Preaching in our post-modern world often seems to be totally unrelated to what God actually says in His Word. Some of the things we hear appear to be designed to manipulate people into making a "decision" for Christ without any kind of explanation of why they have a need for Christ in the first place. The assumption is, as Joel Osteen might say, "people feel bad enough about themselves without me talking about sin."

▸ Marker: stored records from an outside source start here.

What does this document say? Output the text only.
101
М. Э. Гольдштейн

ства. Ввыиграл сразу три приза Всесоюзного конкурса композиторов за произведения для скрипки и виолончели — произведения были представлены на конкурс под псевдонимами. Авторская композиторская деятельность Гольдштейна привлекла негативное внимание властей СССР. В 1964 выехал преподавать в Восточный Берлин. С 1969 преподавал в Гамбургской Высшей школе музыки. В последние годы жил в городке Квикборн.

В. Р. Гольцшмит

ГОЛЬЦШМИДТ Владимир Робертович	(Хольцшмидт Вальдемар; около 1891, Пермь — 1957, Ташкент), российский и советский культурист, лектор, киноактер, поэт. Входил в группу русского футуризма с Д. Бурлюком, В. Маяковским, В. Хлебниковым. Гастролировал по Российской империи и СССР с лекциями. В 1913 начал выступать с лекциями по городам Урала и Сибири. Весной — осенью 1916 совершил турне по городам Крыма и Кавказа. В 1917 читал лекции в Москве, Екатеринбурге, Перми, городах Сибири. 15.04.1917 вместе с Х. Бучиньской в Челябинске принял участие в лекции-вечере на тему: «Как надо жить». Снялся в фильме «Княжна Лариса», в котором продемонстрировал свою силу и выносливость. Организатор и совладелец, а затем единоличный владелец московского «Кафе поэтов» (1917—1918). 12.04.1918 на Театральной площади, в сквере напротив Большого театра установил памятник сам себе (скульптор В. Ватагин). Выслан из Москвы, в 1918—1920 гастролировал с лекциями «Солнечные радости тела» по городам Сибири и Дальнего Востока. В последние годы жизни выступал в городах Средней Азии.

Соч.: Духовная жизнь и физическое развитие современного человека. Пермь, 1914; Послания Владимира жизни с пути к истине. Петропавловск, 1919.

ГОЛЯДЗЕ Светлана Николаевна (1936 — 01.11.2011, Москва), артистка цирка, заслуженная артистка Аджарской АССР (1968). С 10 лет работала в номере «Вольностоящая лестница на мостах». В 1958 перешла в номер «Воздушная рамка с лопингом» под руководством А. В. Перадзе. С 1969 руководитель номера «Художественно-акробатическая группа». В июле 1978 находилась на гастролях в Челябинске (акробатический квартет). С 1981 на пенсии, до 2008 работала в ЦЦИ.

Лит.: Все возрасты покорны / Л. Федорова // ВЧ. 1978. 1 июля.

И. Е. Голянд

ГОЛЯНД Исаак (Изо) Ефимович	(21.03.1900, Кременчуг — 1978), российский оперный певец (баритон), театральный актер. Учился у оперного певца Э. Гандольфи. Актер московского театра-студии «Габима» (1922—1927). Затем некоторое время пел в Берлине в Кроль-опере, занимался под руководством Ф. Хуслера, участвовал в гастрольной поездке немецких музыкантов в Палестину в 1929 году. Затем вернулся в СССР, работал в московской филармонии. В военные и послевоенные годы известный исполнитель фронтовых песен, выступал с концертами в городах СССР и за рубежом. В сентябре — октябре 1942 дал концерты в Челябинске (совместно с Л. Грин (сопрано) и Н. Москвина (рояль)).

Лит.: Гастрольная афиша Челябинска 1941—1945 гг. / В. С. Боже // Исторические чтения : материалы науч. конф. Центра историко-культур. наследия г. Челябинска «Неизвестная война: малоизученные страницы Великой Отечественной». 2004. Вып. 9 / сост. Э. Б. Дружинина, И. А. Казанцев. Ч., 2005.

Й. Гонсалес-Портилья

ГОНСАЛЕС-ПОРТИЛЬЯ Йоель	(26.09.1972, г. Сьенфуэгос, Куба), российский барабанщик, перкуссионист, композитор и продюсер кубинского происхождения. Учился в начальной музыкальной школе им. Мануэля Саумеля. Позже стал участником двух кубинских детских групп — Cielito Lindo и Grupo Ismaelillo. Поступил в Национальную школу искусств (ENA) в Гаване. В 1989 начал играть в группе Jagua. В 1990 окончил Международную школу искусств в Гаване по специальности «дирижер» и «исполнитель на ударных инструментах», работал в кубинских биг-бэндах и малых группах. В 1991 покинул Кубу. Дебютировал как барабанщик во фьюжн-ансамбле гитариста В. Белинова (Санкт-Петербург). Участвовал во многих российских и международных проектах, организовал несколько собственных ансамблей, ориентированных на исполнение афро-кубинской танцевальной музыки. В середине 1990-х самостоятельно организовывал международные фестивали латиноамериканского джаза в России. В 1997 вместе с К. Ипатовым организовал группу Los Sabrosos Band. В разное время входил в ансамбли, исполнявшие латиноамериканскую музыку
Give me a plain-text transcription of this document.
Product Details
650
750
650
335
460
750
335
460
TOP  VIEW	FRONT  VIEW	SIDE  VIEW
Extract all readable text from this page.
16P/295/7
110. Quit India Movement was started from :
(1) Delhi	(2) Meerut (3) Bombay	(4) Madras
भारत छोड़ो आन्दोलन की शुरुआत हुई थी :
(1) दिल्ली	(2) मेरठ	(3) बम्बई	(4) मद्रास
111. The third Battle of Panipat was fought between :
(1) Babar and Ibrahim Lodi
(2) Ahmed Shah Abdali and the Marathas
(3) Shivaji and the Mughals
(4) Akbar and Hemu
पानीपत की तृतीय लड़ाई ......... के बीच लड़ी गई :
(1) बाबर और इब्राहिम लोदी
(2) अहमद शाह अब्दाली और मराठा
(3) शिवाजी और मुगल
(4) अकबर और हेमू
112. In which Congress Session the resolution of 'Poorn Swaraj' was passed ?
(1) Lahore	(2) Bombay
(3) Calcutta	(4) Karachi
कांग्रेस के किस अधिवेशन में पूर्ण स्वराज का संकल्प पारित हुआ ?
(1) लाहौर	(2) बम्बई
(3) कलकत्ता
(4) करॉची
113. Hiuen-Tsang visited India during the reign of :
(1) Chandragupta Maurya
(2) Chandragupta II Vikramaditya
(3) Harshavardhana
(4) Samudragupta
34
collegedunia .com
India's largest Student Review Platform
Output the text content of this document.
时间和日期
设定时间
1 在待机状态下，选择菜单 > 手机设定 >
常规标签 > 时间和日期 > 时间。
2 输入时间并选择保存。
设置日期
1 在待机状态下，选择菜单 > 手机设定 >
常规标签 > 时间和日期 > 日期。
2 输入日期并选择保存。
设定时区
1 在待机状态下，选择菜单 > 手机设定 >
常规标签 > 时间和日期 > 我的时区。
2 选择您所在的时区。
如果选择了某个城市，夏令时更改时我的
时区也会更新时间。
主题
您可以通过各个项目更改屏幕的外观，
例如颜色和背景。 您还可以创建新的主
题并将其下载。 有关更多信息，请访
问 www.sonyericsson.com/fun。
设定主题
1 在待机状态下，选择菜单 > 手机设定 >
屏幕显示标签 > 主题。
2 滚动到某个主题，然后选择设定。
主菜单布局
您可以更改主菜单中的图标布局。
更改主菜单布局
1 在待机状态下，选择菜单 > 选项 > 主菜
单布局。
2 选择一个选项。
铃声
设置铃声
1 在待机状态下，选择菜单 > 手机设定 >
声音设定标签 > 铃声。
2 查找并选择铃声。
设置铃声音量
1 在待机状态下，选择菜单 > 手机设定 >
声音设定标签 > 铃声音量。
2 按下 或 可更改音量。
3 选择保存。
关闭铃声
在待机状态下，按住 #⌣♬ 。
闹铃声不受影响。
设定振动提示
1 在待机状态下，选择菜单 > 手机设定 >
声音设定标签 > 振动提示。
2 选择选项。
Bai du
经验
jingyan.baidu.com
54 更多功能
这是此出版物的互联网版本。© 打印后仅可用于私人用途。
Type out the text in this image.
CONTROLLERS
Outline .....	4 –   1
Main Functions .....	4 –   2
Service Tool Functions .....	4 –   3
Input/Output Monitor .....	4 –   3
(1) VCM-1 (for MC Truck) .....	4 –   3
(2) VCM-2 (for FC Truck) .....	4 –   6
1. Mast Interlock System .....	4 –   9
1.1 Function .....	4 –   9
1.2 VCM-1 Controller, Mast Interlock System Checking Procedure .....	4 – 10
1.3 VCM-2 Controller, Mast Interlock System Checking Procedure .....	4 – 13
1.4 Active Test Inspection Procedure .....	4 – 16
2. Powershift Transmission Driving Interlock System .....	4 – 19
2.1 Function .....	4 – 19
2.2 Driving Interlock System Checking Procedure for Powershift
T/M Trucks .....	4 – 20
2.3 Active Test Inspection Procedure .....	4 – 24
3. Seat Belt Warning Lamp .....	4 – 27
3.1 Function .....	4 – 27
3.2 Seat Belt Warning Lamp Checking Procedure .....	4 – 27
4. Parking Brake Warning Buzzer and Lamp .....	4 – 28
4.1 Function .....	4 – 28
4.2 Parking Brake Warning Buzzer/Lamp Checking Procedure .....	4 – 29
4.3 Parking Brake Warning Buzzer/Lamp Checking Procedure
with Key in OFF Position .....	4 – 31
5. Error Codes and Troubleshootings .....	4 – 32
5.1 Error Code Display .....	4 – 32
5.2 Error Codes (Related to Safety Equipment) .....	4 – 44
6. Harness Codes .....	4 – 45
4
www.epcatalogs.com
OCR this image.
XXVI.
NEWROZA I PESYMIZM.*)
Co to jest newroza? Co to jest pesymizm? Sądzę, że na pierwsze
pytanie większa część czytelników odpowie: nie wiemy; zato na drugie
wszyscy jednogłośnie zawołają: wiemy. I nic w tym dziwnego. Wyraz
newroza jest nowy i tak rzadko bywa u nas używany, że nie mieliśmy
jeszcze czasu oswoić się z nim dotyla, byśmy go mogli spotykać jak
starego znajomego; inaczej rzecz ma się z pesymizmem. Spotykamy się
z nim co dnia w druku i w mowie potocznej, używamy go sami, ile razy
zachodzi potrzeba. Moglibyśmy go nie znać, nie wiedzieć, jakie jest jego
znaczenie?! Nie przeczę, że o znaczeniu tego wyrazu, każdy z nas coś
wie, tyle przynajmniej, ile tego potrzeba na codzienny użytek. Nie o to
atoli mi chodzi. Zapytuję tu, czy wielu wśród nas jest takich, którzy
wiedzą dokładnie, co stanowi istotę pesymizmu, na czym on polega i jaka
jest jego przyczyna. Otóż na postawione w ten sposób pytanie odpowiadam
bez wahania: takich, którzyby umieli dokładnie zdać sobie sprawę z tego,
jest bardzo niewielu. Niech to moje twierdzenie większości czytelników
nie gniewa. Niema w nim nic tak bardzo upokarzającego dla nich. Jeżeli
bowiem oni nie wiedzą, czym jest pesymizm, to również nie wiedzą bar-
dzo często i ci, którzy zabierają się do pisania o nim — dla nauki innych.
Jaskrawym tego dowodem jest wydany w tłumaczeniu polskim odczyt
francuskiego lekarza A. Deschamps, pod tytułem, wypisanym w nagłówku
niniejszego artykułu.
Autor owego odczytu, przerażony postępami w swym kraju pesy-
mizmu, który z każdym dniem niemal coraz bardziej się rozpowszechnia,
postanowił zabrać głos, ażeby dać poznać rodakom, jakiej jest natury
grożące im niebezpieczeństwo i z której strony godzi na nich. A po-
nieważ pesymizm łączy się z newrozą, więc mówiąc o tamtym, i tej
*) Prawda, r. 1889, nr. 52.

Michael Horton disagrees with those who believe that some kind of "felt need" on the part of some people is actually a call to preach. Horton says:
"Surely you're not saying that a preacher has to be a scholar." That's exactly what I am saying. A faithful minister is not someone who crawls out of bed one day and decides that he is called to preach, and gets a few of his friends together to confirm him in his zeal. To be sure, the leading of the Spirit is part of the call to the ministry of Word and Sacrament, but it doesn't stop there. If one believes he is led by God to pursue this calling, he must surrender several years to the serious study of God's Word and the tools necessary for rightly dividing it. He must know the proper rules for biblical interpretation. How many cults have been spawned by untrained zealots who couldn't distinguish figures of speech and different literary genres? Further, he must know the languages and be capable, to some extent, of working through the passages in the original tongue. But that's not all. He must learn church history, to learn from the wisdom and folly of the past. Again, how many strange cults and sects have arisen because Brother Fred thought he was the first person to really understand the Bible, when all he was really doing was reviving a heresy that was over a thousand years old? He must learn the systematic teaching of the Bible, from Genesis to Revelation, on the most important doctrines, in order to see how they all fit into a constructive unity. Otherwise, he will be unbalanced and confused in his preaching and teaching.
Unbalanced, confused preaching and teaching is causing more harm to the body of Christ than these shallow preachers will ever know this side of Heaven. I sometimes wonder if they care about what they are doing.

Saturday, June 5, 2010

The Shack - Again

One again the book The Shack seems to be on the minds of "Christians," or at least the minds of the Oprah-like spirituality seekers. P.J. Cockrell said this about it: "...its success proves not how much this country loves religion but how far from mainstream faith the nation’s aspirations have shifted."
I couldn't agree more. The sad part of this whole mess is how many I know of in my church who believe the book to be uplifting and good. Whatever happened to discernment?

Towzer On Doing Church

Sometimes I have problems with what I see in church. Apparently I'm not the only one. A.W. Towzer had this to say:
We of the nonliturgical churches tend to look with some disdain upon those churches that follow a carefully prescribed form of service, and certainly there must be a good deal in such services that has little or no meaning for the average participant—this not because it is carefully prescribed but because the average participant is what he is. But I have observed that our familiar impromptu service, planned by the leader twenty minutes before, often tends to follow a ragged and tired order almost as standardized as the mass. The liturgical service is at least beautiful; ours is often ugly. Theirs has been carefully worked out through the centuries to capture as much of beauty as possible and to preserve a spirit of reverence among the worshipers. Ours is often an off-the-cuff makeshift with nothing to recommend it. Its so-called liberty is often not liberty at all but sheer slovenliness.—God Tells the Man Who Cares.
From time to time I've mentioned to my church leadership that a more formal structured kind of Worship service might be more appropriate. Needless to say my suggestions have not been appreciated. Oh well, I'll keep trying. Who knows, perhaps someday others may agree.

Tuesday, June 1, 2010

Train Wreck Theology

From a song by a recent Church soloist: "there are some things my god doesn't know." So much for God being omniscient.

From a man in the pulpit on a Sunday morning: "there are too many (of you) who are saved but spiritually dead." Does this mean heaven will have Zombies in it?